BIP340 Ethereum Implementation

An Ethereum implementation of the BIP340 Schnorr Signatures specification. This project provides a gas-efficient way to verify Schnorr signatures on the Ethereum blockchain.

Problem & Solution

The Challenge

Traditional BIP340 signature verification in EVM has two main challenges:

1. Computing point multiplication (ECMUL) on secp256k1 is expensive in EVM
2. The BIP340 verification requires a specific hash construction:

   e = int(hashBIP0340/challenge(bytes(r) || bytes(P) || m)) mod n
   

   which includes appending "BIP340" to the verification hash, making it gas-intensive on-chain.

Our Approach

This implementation leverages two key optimizations:

1. Efficient ECMUL: Based on Vitalik's research, we use ecrecover to perform ECMUL operations cheaply.

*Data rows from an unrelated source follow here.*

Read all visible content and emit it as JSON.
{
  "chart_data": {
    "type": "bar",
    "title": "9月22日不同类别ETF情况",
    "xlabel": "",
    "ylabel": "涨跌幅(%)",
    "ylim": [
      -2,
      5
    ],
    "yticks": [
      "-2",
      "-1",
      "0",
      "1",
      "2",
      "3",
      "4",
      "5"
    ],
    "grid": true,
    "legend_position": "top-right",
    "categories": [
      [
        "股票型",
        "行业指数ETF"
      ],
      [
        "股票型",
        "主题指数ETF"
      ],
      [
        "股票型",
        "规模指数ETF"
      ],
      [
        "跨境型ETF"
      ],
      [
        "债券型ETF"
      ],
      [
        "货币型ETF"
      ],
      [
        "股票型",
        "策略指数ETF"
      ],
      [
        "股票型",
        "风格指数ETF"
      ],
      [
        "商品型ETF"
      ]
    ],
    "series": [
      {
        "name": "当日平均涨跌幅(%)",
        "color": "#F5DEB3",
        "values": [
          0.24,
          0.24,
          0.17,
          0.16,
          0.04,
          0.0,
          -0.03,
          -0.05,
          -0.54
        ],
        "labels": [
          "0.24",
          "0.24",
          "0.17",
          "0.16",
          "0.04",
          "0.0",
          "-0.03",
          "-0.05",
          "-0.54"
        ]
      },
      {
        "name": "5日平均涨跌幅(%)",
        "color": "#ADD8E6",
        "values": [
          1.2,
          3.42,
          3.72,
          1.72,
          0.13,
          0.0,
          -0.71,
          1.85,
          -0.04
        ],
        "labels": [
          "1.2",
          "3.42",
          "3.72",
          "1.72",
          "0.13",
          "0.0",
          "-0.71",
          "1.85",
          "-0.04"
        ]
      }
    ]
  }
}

However, instead of using it for general ECMUL, we've adapted it specifically for Schnorr signature verification.

2. Pre-computed Challenge: Rather than computing the full BIP340 challenge hash on-chain, we pre-compute it off-chain and pass it as part of the verification parameters. This significantly reduces gas costs while maintaining security.

These optimizations reduce the gas cost dramatically, making Schnorr signature verification practical for on-chain use.

Reference

https://hackmd.io/@nZ-twauPRISEa6G9zg3XRw/SyjJzSLt9

Features

• Pure Solidity implementation of BIP340 signature verification
• Gas-optimized elliptic curve operations
• Comprehensive test suite with test vectors from the BIP340 specification
• TypeScript support with type definitions

Prerequisites

• Node.js (>= 16.0.0)
• Yarn (>= 1.22.0)

Installation

# Clone the repository
git clone https://github.com/ckanthony/bip340eth.git
cd bip340eth

# Install dependencies
yarn install

Usage

Compile Contracts

yarn compile

Run Tests

yarn test

Contract Interface

The main contract Bip340 provides the following function:

function verify(
    uint256 publicKey,
    uint256 publicNonce,
    uint256 signatureScalar,
    bytes32 message
) public pure returns (bool)

Parameters:

• publicKey: The BIP340 public key (x-coordinate only)
• publicNonce: The public nonce R (x-coordinate only)
• signatureScalar: The signature scalar s
• message: The 32-byte message hash to verify

Returns:

• bool: True if the signature is valid, false otherwise

Gas Consumption

The verification function typically consumes around 61,000 gas, making it efficient for on-chain verification.

Security

This implementation has been developed following the BIP340 specification closely. However, it has not been audited and should be used with caution in production environments.

Development

Project Structure

├── contracts/          # Solidity contract files
├── test/              # Test files
├── scripts/           # Deployment and utility scripts
└── typechain-types/   # Generated TypeScript types

Testing

The test suite includes:

• Verification of valid signatures
• Rejection of invalid signatures
• Edge cases (zero values, tampered keys)
• Gas efficiency checks

License

MIT

Contributing

Contributions are welcome! Please feel free to submit a Pull Request.